Ezra Shabot

La debacle

Los oportunistas del PRI, PAN y PRD leyeron muy bien la tendencia que traía AMLO y se fueron uniendo sin pudor alguno a la opción ganadora.

Cuando en 2012 la clase política mexicana en su conjunto acordó el llamado Pacto por México, priistas, panistas y perredistas se unieron en un proyecto común destinado a modernizar al país en la economía y en la construcción de un modelo educativo y de control de los órganos de gobierno por la vía de instituciones impulsoras de la transparencia y la rendición de cuentas. Así, hasta 2015, la trayectoria del país apuntaba a un proceso de transformación lento, pero en dirección clara hacia la integración con los mercados mundiales y la apertura económica.

Las debilidades relacionadas con la falta de un Estado de derecho sólido y eficaz dejaron de existir únicamente cuando se referían a los acuerdos establecidos dentro del TLCAN y legislaciones en materia energética producto de la reforma. El resto del país siguió viviendo en el marco de la impunidad, la corrupción rampante y la falta de seguridad. Esto hizo crisis a partir de 2015, cuando un segmento de la clase política se dedicó a cobrar de forma escandalosa los servicios prestados en el ejercicio del poder. La alternancia en Veracruz, Chihuahua y Quintana Roo, destaparon la cloaca, y la acción de algunos medios dieron cuenta de la gravedad de los hechos.

El desencuentro en la elección del Estado de México entre priistas y panistas se produjo cuando los primeros descalificaron a la candidata de los segundos con acusaciones familiares falsas, y generaron el apoyo de panistas a candidatos que podían dañar al PRI. La lucha por el poder dentro de Acción Nacional entre calderonistas y anayistas, y la conformación del Frente con el PRD, fue el momento de la ruptura institucional entre la clase política constructora del Pacto por México. A partir de ahí el pleito evolucionó a las amenazas personales.

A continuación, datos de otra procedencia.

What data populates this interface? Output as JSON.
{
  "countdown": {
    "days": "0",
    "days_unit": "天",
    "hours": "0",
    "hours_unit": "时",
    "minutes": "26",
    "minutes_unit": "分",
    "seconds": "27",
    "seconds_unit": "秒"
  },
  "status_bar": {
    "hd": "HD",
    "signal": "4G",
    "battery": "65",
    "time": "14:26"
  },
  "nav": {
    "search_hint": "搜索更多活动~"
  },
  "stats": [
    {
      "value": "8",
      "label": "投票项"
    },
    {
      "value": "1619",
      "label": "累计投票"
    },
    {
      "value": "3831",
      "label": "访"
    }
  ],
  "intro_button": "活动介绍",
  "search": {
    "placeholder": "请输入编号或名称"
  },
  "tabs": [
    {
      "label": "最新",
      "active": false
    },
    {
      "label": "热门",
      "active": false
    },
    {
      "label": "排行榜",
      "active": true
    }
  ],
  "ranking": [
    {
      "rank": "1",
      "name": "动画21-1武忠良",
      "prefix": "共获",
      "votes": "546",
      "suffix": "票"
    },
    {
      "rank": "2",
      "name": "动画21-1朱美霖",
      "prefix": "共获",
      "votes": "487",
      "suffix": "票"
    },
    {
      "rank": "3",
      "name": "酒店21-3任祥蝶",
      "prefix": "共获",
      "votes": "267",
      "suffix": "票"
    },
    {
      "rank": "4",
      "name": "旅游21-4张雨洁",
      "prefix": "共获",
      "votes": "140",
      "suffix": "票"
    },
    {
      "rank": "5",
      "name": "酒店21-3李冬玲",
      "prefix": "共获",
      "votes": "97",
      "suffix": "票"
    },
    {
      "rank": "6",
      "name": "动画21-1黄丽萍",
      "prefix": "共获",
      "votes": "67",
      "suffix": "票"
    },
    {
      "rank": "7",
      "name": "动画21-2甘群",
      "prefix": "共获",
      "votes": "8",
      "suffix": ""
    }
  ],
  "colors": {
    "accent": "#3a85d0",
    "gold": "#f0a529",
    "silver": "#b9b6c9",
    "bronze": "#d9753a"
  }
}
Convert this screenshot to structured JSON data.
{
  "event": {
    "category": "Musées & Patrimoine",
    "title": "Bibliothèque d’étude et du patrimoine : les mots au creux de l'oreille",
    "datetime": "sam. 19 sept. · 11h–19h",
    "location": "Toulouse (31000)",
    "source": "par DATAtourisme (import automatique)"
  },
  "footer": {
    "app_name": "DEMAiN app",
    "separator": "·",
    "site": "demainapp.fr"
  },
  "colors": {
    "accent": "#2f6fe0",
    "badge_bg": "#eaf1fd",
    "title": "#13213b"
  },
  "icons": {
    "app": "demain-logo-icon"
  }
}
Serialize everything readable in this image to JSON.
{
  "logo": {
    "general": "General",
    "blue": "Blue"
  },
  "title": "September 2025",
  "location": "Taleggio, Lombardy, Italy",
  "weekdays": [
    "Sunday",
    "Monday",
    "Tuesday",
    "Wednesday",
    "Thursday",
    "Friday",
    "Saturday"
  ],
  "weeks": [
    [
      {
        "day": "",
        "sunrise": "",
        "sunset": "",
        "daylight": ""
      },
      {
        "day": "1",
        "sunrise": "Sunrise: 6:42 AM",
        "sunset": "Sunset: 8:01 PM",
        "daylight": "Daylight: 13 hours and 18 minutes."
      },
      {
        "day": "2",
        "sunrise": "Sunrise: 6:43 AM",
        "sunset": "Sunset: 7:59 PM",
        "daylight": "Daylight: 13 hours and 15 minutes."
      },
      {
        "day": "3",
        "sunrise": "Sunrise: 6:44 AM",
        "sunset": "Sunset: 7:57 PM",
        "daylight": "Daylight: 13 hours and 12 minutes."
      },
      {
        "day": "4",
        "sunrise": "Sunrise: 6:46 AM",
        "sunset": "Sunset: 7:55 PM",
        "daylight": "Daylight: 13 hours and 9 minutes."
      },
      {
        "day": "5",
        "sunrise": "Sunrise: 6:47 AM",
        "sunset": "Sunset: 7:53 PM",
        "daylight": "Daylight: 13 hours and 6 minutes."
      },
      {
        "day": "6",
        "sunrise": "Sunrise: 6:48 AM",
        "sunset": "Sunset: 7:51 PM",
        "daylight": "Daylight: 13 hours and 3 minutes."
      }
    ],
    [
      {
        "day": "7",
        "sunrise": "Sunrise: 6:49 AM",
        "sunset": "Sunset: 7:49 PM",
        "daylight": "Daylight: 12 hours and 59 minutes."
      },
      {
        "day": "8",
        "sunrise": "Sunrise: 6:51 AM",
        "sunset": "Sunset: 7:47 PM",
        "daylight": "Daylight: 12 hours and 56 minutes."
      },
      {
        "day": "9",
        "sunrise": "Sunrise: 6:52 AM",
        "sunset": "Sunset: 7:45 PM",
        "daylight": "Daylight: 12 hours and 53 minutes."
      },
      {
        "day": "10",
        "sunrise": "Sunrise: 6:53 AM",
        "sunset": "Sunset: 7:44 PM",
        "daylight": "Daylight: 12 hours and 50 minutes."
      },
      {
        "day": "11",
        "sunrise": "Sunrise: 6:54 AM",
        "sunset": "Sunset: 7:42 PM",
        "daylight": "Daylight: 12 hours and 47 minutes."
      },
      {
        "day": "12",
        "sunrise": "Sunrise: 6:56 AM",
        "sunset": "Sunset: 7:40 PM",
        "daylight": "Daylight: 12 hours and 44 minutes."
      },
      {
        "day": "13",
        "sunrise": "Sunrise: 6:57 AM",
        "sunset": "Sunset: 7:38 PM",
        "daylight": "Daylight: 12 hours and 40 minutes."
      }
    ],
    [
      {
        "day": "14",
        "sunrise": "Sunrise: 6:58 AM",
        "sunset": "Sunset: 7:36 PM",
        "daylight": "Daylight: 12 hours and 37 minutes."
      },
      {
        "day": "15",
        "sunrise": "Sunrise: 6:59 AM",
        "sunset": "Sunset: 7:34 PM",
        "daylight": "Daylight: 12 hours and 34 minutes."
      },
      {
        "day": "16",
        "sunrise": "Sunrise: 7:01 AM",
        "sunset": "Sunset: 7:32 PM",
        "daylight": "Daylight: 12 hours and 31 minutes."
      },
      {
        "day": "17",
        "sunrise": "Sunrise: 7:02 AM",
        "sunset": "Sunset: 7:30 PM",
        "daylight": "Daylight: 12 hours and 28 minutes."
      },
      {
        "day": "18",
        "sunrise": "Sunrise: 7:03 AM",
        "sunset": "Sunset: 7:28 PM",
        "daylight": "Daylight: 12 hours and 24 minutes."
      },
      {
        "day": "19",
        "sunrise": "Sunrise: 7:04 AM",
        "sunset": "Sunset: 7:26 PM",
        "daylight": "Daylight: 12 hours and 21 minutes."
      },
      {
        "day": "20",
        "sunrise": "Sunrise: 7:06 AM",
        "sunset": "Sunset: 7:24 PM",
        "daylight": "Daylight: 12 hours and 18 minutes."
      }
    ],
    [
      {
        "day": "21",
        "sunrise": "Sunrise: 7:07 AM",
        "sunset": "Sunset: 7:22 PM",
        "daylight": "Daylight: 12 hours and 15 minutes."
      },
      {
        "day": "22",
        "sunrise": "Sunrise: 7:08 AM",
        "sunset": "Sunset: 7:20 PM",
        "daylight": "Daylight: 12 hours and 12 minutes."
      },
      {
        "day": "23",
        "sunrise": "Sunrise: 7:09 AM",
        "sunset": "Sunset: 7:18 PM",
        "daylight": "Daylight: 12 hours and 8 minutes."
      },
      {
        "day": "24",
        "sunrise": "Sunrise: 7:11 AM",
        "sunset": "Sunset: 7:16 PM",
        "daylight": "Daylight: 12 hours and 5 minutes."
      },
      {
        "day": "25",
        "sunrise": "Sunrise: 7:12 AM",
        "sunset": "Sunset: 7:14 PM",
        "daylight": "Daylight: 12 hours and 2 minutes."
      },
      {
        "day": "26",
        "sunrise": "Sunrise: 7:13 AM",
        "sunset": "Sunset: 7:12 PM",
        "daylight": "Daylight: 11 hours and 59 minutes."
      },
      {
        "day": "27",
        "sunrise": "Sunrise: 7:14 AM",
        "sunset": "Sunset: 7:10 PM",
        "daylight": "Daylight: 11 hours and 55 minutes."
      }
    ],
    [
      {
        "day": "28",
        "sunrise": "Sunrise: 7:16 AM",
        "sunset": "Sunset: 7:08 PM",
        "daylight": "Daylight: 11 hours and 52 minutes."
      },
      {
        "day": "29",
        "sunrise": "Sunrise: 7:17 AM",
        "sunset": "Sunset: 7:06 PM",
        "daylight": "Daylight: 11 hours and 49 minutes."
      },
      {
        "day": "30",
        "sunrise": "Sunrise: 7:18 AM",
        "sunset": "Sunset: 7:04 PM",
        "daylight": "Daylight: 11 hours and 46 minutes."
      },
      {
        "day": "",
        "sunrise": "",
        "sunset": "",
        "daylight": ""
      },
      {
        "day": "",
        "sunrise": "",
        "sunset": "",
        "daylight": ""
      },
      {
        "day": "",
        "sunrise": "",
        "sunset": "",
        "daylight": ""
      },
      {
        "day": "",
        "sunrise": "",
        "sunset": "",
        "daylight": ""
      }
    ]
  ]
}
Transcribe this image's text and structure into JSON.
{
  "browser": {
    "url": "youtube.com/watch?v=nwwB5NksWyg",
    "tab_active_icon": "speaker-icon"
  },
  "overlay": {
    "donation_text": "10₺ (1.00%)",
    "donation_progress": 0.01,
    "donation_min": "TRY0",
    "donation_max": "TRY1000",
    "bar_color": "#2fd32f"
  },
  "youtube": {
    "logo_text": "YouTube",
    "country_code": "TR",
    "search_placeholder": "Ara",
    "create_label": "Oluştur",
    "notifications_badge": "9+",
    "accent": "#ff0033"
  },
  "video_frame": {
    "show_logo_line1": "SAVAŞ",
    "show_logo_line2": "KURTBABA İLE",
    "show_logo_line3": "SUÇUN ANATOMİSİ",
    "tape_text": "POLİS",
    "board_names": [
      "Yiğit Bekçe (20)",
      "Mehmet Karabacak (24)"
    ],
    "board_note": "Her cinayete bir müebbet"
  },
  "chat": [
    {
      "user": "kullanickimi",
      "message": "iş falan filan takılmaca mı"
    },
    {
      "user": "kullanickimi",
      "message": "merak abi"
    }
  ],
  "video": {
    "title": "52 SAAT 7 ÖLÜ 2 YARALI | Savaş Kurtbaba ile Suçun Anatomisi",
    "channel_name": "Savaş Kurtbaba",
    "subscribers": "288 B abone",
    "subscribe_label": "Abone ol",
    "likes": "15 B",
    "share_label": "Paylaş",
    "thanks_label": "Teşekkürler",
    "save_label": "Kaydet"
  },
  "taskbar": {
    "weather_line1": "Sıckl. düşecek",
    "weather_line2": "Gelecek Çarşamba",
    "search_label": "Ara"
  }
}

Llevar a Peña Nieto a la cárcel o acusar a Anaya de lavado de dinero. El enojo social por la inseguridad y la corrupción fue paulatinamente fortaleciendo la candidatura de López Obrador y transfiriendo los activos electorales de panistas y priistas a Morena.

Los oportunistas de esos partidos leyeron muy bien la tendencia y se fueron uniendo sin pudor alguno a la opción ganadora. Para cuando los tricolores se dieron cuenta de este proceso y trajeron como bombero a René Juárez, el PRI estaba ya muerto y sus bases sociales eran parte de Morena. En ese momento ya no había forma de bajar a AMLO. Podían acusarlo de cualquier cosa y demostrar que Morena tenía como candidatos a delincuentes, y sin embargo la combinación de descalificaciones entre priistas y panistas, más la adjudicación de la responsabilidad por corrupción e inseguridad a estos dos partidos, hacían imposible cambiar la intención de voto de la mayoría de los mexicanos.

Regresamos así al carro completo del nuevo PRI, encarnado en Morena y sus aliados, con el compromiso de resolver de manera casi inmediata los temas centrales de la elección. El liderazgo de un presidente que podría alcanzar la mayoría calificada para realizar cambios a la Constitución Política del país, genera temores con respecto a los alcances reales de poder del Ejecutivo federal, y el papel testimonial que adquiere la oposición en estas condiciones.

En este escenario, donde la clase política de 2012 fue arrasada, Andrés Manuel López Obrador está en condiciones de decidir libremente qué quiere hacer con el país, al menos en el corto plazo. Desde la radicalidad de los cambios para intentar hacer del Estado el ente rector de la economía, hasta la sorpresa que sería ver un reacomodo presupuestal sin fantasías ni promesas incumplibles, pero racionalmente redistribuidor del ingreso y con una reforma fiscal indispensable para garantizar la viabilidad económica de su gobierno. Esta es la disyuntiva para un poder casi absoluto.